Making a presentation at an interactive session with joint committees of the House of Representatives on Finance, Appropriation, Loans and Debts, as well as Legislative Budget and Planning in Abuja on the 2018 – 2020 Medium Term Expenditure Framework, MTEF, and Fiscal Strategy Papers, FSP, the Minister of State for Budget and National Planing, Zainab Ahmed, stated that the internally generated revenue of the country has dropped.
She also explained that the Federal Government has achieved capital budget performance of 47 per cent in 2017.
While disclosing the determination of government to hit 50 per cent before the end of the year, following the availability of funds to deploy, Ahmed urged members of the National Assembly to help prevail on independent revenue generating agencies to make adequate remittances.
She said: “Independent revenue has continued to lag behind with low level of remittances. The GDP growth rate planned for 2017 was 1.7 per cent and at the end of 1st quarter, we have achieved 1.4 per cent, giving a positive indication that we will attain the 1.7 per cent target and possibly surpass it.
“Capital allocation for 2017 was planned at N2.2 trillion and performance today is at 47 percent implementation. We expect it to increase to at least 50 per cent before the end of the year.
“We have been able to meet our debt service obligation and pay salaries as at when due, spending on capital continues to be prioritised, especially in areas of ongoing critical projects.’’
Speaking on the concern raised by Chairman, House Committee on Finance, Babangida Ibrahim (APC, Katsina), following submission by the Customs Service that import restriction on 41 items hampers its revenue generating ability, representative of governor of Central Bank of Nigeria, CBN, Mr.
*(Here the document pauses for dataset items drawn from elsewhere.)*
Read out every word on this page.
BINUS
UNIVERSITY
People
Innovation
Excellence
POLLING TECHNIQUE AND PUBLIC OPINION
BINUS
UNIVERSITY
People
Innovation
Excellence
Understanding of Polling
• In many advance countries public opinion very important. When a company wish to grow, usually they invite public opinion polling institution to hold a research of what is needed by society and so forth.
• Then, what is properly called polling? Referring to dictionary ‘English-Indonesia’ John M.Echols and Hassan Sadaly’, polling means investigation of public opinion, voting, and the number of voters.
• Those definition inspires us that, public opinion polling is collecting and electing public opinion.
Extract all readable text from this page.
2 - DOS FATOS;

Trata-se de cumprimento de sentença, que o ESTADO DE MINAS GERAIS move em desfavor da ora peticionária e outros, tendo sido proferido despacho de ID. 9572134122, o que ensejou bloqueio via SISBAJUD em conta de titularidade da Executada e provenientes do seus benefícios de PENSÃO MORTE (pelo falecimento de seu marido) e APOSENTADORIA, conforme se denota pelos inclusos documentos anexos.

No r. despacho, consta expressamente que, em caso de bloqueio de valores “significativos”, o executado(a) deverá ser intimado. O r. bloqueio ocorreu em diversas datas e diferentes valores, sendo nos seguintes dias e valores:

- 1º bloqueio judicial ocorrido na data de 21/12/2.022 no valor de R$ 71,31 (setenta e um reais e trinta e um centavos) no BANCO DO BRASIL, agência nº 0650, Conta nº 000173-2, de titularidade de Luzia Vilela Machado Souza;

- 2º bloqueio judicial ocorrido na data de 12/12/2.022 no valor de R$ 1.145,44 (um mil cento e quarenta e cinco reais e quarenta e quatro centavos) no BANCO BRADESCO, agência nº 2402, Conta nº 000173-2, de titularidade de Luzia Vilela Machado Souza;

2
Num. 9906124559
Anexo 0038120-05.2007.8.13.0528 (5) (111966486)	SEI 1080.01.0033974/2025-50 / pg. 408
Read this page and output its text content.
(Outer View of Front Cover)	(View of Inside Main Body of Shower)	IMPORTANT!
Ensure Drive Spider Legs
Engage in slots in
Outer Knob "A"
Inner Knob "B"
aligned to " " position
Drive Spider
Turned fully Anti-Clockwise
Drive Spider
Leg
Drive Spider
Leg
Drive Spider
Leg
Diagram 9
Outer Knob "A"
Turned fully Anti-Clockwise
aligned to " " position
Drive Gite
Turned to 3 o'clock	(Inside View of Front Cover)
Bayo Adelabu, said the import restriction has helped to stimulate investments for local production of the banned items.
“The restriction has helped local investors to put money into local production of building materials, go to places like Shagamu and Ajaokuta where granite production companies have sprung up.
“There has been drastic reduction of building material importation in the last two years, leading to increased local production of these 41 banned items,” Adelabu said.
The Nigerian Customs Service, while stating its readiness to meet and surpass revenue collection target for 2017 and possibly 2018, however, decried the lack of manpower as a factor militating against its projection.
Addressing the concern of legislators regarding revenue collection that meets projected income in the 2018 budget, DCG, I.A Umar, who represented the Comptroller-General of Customs, told the gathering that the Customs Service lacked enough manpower to adequately meet its revenue collection obligation.
“The service suffers shortage of officers and men, especially in the junior and middle cadre, and will need to carry out recruitment of officers in 2018,” he said.
He also said only two commodities, cigarettes and alcoholic beverages, were under excise control, and appealed for the increase of such excisable items.
The CG revealed that among other hindrances, non-functional scanners at the nation’s airports had militated against the execution of its duties.
“The service is constrained in its revenue collection drive as the scanners at various airports are not functioning, adversely contributing to the inability of Customs to collect revenue of certain items,’’ he said.